Your firm’s preparation of financial statements for an attest client may impair your independence. And, of course, you can’t perform audits or reviews if you are not independent.
When might your firm’s independence be impaired?
When a client does not have a person with suitable skill, knowledge, and/or experience (SKE) to review the financial statements (prepared by the auditor) and assume responsibility.
If the client can’t assume responsibility, the auditor is deemed to be attesting to his own work (the self-review threat).

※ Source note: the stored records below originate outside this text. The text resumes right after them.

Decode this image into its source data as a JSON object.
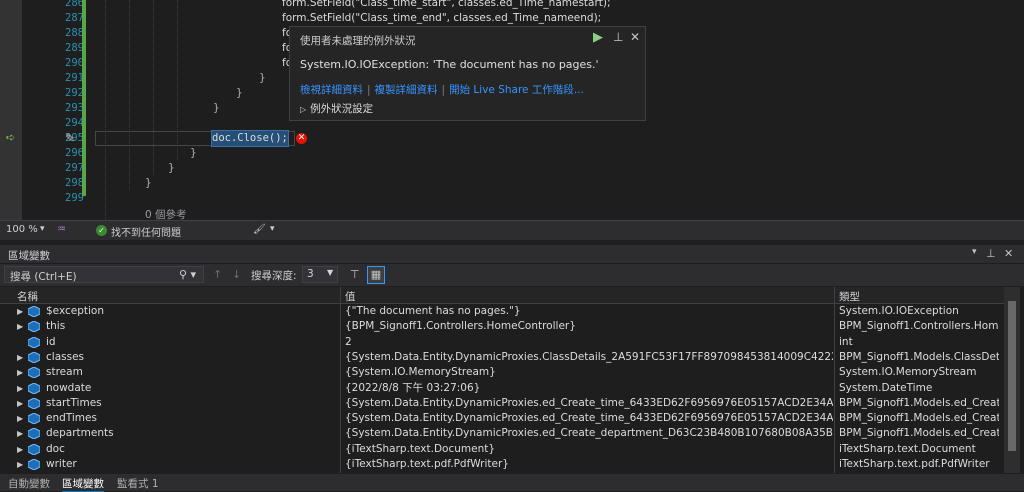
{
  "editor": {
    "lines": [
      {
        "num": "286",
        "code": "form.SetField(\"Class_time_start\", classes.ed_Time_namestart);"
      },
      {
        "num": "287",
        "code": "form.SetField(\"Class_time_end\", classes.ed_Time_nameend);"
      },
      {
        "num": "288",
        "code": "fo"
      },
      {
        "num": "289",
        "code": "fo"
      },
      {
        "num": "290",
        "code": "fo"
      },
      {
        "num": "291",
        "code": "}"
      },
      {
        "num": "292",
        "code": "}"
      },
      {
        "num": "293",
        "code": "}"
      },
      {
        "num": "294",
        "code": ""
      },
      {
        "num": "295",
        "code": "doc.Close();"
      },
      {
        "num": "296",
        "code": "}"
      },
      {
        "num": "297",
        "code": "}"
      },
      {
        "num": "298",
        "code": "}"
      },
      {
        "num": "299",
        "code": ""
      }
    ],
    "references": "0 個參考"
  },
  "exception": {
    "title": "使用者未處理的例外狀況",
    "message": "System.IO.IOException: 'The document has no pages.'",
    "links": [
      "檢視詳細資料",
      "複製詳細資料",
      "開始 Live Share 工作階段..."
    ],
    "settings": "例外狀況設定"
  },
  "status": {
    "zoom": "100 %",
    "issues": "找不到任何問題"
  },
  "locals": {
    "title": "區域變數",
    "search_placeholder": "搜尋 (Ctrl+E)",
    "depth_label": "搜尋深度:",
    "depth_value": "3",
    "columns": [
      "名稱",
      "值",
      "類型"
    ],
    "rows": [
      {
        "name": "$exception",
        "value": "{\"The document has no pages.\"}",
        "type": "System.IO.IOException",
        "expandable": true
      },
      {
        "name": "this",
        "value": "{BPM_Signoff1.Controllers.HomeController}",
        "type": "BPM_Signoff1.Controllers.Hom...",
        "expandable": true
      },
      {
        "name": "id",
        "value": "2",
        "type": "int",
        "expandable": false
      },
      {
        "name": "classes",
        "value": "{System.Data.Entity.DynamicProxies.ClassDetails_2A591FC53F17FF897098453814009C42229876C6CC0C...",
        "type": "BPM_Signoff1.Models.ClassDeta...",
        "expandable": true
      },
      {
        "name": "stream",
        "value": "{System.IO.MemoryStream}",
        "type": "System.IO.MemoryStream",
        "expandable": true
      },
      {
        "name": "nowdate",
        "value": "{2022/8/8 下午 03:27:06}",
        "type": "System.DateTime",
        "expandable": true
      },
      {
        "name": "startTimes",
        "value": "{System.Data.Entity.DynamicProxies.ed_Create_time_6433ED62F6956976E05157ACD2E34AC5364921E4F...",
        "type": "BPM_Signoff1.Models.ed_Creat...",
        "expandable": true
      },
      {
        "name": "endTimes",
        "value": "{System.Data.Entity.DynamicProxies.ed_Create_time_6433ED62F6956976E05157ACD2E34AC5364921E4F...",
        "type": "BPM_Signoff1.Models.ed_Creat...",
        "expandable": true
      },
      {
        "name": "departments",
        "value": "{System.Data.Entity.DynamicProxies.ed_Create_department_D63C23B480B107680B08A35B0C73B141AE...",
        "type": "BPM_Signoff1.Models.ed_Creat...",
        "expandable": true
      },
      {
        "name": "doc",
        "value": "{iTextSharp.text.Document}",
        "type": "iTextSharp.text.Document",
        "expandable": true
      },
      {
        "name": "writer",
        "value": "{iTextSharp.text.pdf.PdfWriter}",
        "type": "iTextSharp.text.pdf.PdfWriter",
        "expandable": true
      }
    ]
  },
  "bottom_tabs": [
    "自動變數",
    "區域變數",
    "監看式 1"
  ],
  "active_tab": 1,
  "colors": {
    "accent": "#007acc",
    "error": "#e51400",
    "link": "#3794ff"
  }
}
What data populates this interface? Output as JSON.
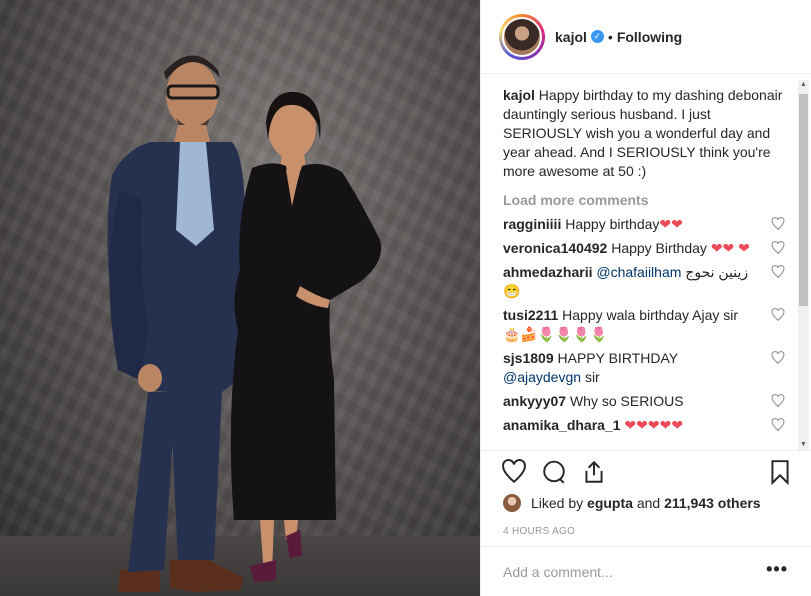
{
  "header": {
    "username": "kajol",
    "separator": "•",
    "follow_status": "Following"
  },
  "caption": {
    "username": "kajol",
    "text": "Happy birthday to my dashing debonair dauntingly serious husband. I just SERIOUSLY wish you a wonderful day and year ahead. And I SERIOUSLY think you're more awesome at 50 :)"
  },
  "load_more": "Load more comments",
  "comments": [
    {
      "user": "ragginiiii",
      "text": "Happy birthday",
      "emoji": "❤❤"
    },
    {
      "user": "veronica140492",
      "text": "Happy Birthday",
      "emoji": "❤❤ ❤"
    },
    {
      "user": "ahmedazharii",
      "mention": "@chafaiilham",
      "text": "زينين نحوج",
      "emoji": "😁"
    },
    {
      "user": "tusi2211",
      "text": "Happy wala birthday Ajay sir",
      "emoji": "🎂🍰🌷🌷🌷🌷"
    },
    {
      "user": "sjs1809",
      "text": "HAPPY BIRTHDAY",
      "mention": "@ajaydevgn",
      "text2": "sir"
    },
    {
      "user": "ankyyy07",
      "text": "Why so SERIOUS"
    },
    {
      "user": "anamika_dhara_1",
      "emoji": "❤❤❤❤❤"
    }
  ],
  "likes": {
    "prefix": "Liked by",
    "user": "egupta",
    "joiner": "and",
    "count": "211,943 others"
  },
  "timestamp": "4 HOURS AGO",
  "add_comment_placeholder": "Add a comment...",
  "more_glyph": "•••",
  "colors": {
    "accent": "#3897f0",
    "heart": "#ed4956",
    "muted": "#999999"
  }
}
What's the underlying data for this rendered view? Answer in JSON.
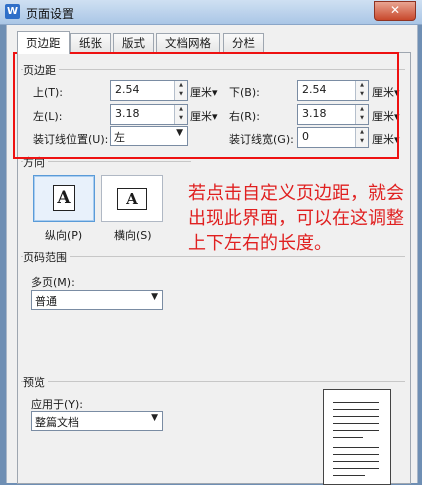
{
  "window": {
    "title": "页面设置",
    "app_icon": "W",
    "close_glyph": "✕"
  },
  "tabs": [
    "页边距",
    "纸张",
    "版式",
    "文档网格",
    "分栏"
  ],
  "margins": {
    "group_label": "页边距",
    "top": {
      "label": "上(T):",
      "value": "2.54",
      "unit": "厘米"
    },
    "bottom": {
      "label": "下(B):",
      "value": "2.54",
      "unit": "厘米"
    },
    "left": {
      "label": "左(L):",
      "value": "3.18",
      "unit": "厘米"
    },
    "right": {
      "label": "右(R):",
      "value": "3.18",
      "unit": "厘米"
    },
    "gutter_position": {
      "label": "装订线位置(U):",
      "value": "左"
    },
    "gutter_width": {
      "label": "装订线宽(G):",
      "value": "0",
      "unit": "厘米"
    }
  },
  "orientation": {
    "group_label": "方向",
    "portrait": {
      "label": "纵向(P)",
      "glyph": "A"
    },
    "landscape": {
      "label": "横向(S)",
      "glyph": "A"
    }
  },
  "page_range": {
    "group_label": "页码范围",
    "multiple_pages_label": "多页(M):",
    "multiple_pages_value": "普通"
  },
  "preview": {
    "group_label": "预览",
    "apply_to_label": "应用于(Y):",
    "apply_to_value": "整篇文档"
  },
  "annotation": {
    "lines": [
      "若点击自定义页边距，就会",
      "出现此界面，可以在这调整",
      "上下左右的长度。"
    ],
    "color": "#e02020"
  }
}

PEEC Adopts New Code of Conduct
As I recently posted, the AICPA Professional Ethics Executive Committee (PEEC) adopted a revised Code of Conduct that will be effective for engagements covering periods beginning on or after December 15, 2014. The new Code provides enhancements to independence standards, highlighting that preparation of financial statements is a nonattest service.
AICPA and GAO Independence Standards Converging
If you followed the changes to Yellow Book independence standards, this all sounds familiar. And it should. The AICPA and the GAO are intentionally moving in the same direction, which is a good thing–no need for competing standards.
A problem arises however.
Say your small business client does not have a person with sufficient education or experience to assume the responsibility for the financial statements, then what? You would no longer be independent and could not provide audit or review services.
Recently I received my Reviewer Focus newsletter from the AICPA (information provided to peer reviewers), and this letter plainly states that auditors must be “satisfied that management has agreed and can assume all management responsibilities.” This includes overseeing the preparation of financial statements. An engagement would be considered “nonconforming” if the auditor lacks independence (due to the client’s lack of requisite SKE). Clearly, the AICPA is placing more emphasis on clients being able to assume responsibility for their financial statements.
I believe this dynamic creates significant problems for small businesses when CPAs review or audit their financial statements. If the independence issue arises, it may be necessary to involve a second person or firm (another CPA or CPA firm). This second party would review the statements on behalf of the client, thus enabling the client to assume responsibility. (Yes, I know this increases the client’s cost–just saying.)
To remain independent, you need to determine that the client has requisite skill, knowledge, and/or experience.
Documentation of Independence
Documentation of your independence is another issue, but a CPA’s lack of documentation does not–in and of itself–lead to an impairment of independence.
You’re familiar with the standard language that goes into most engagement letters with regard to performing nonattest services such as maintaining depreciation schedules or providing tax services. Well now you will add one more: preparation of financial statements. But remember this issue is more than just adding a few words to the engagement letter.
It’s about determining that the client has sufficient SKE.